This year marks the 50th anniversary of TENNIS Magazine's founding in 1965. To commemorate the occasion, we'll look back each Thursday at one of the 50 moments that have defined the last half-century in our sport.
“If you believe, dreams do come true,” Jennifer Capriati told the crowd in Rod Laver Arena as she accepted the winner’s trophy at the 2001 Australian Open. It was a fitting and inspiring sentiment, even if Jennifer went on to contradict it a few seconds later.
“I can’t believe this is happening,” an overwhelmed Capriati admitted.
She wasn’t alone. Capriati had been many things in her 24 years, but most U.S. tennis fans had given up hope that “Grand Slam champion” would ever be among them. Even the normally staid New York Times described her win in Melbourne as “an unimaginable performance.”

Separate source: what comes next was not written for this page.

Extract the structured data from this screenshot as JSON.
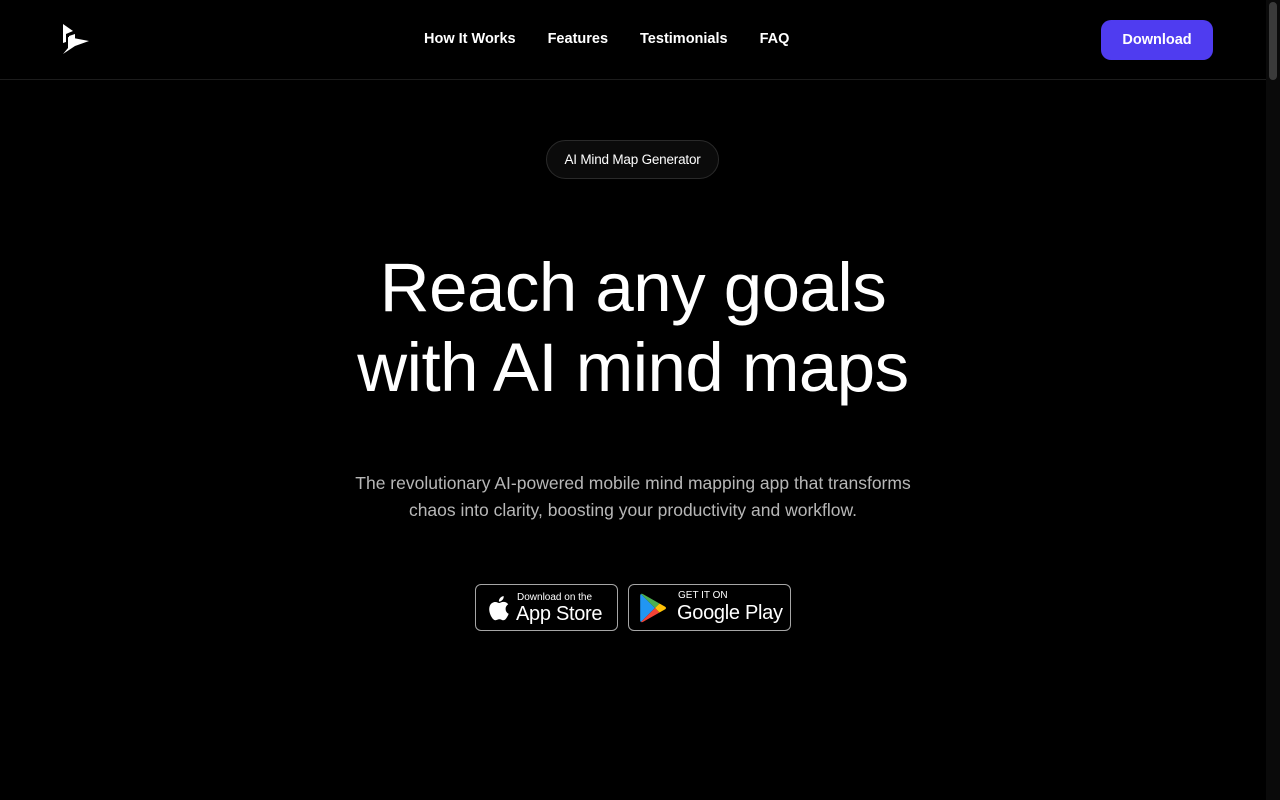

But the turn of the century was a time of atonement and redemption for U.S. tennis prodigies. In 1999, Andre Agassi put the memories of his squandered opportunities in Paris behind him when he came out of nowhere to win the French Open and complete a career Grand Slam. Capriati watched her countryman at Roland Garros and was inspired to turn her own, long-stalled, career around.

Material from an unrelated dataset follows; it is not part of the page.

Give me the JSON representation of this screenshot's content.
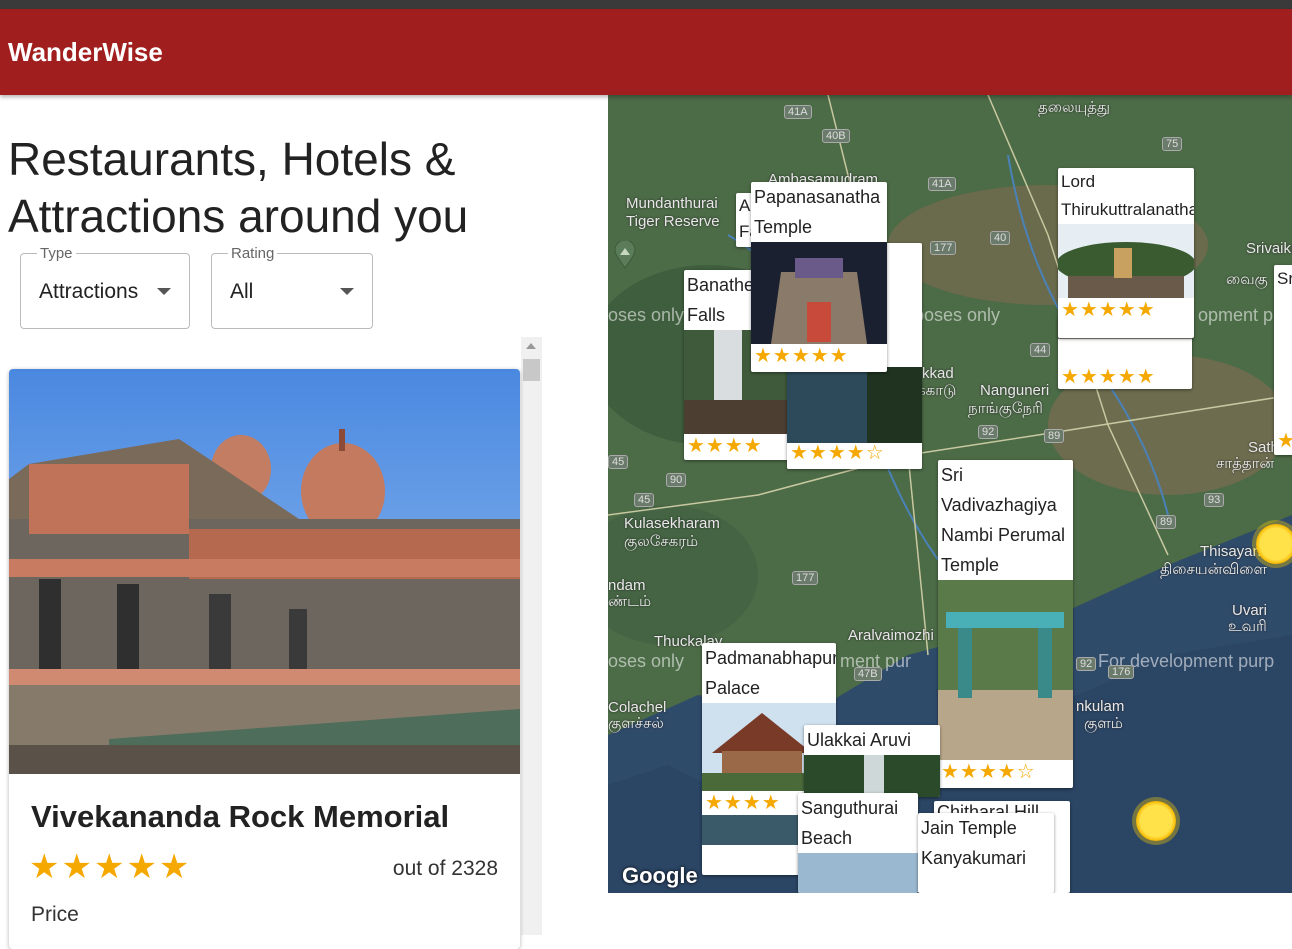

Like Agassi, at the start of the '90s Capriati had been a much-hyped, sure-shot prodigy, a toothy, giggling slugger from Florida who was going to be the next savior of American tennis. She reached the final of her first professional tournament at 13, reached the semifinals at the French Open that spring, and quickly reached the Top 10. She was the “youngest ever” to do just about everything in the women’s game. That included, it seems likely, having her own video game; Sega Genesis created “Jennifer Capriati Tennis” in 1992. At first, Capriati lived up to her considerable hype. At age 16, she upset Steffi Graf to win the gold medal at the 1992 Olympics in Barcelona.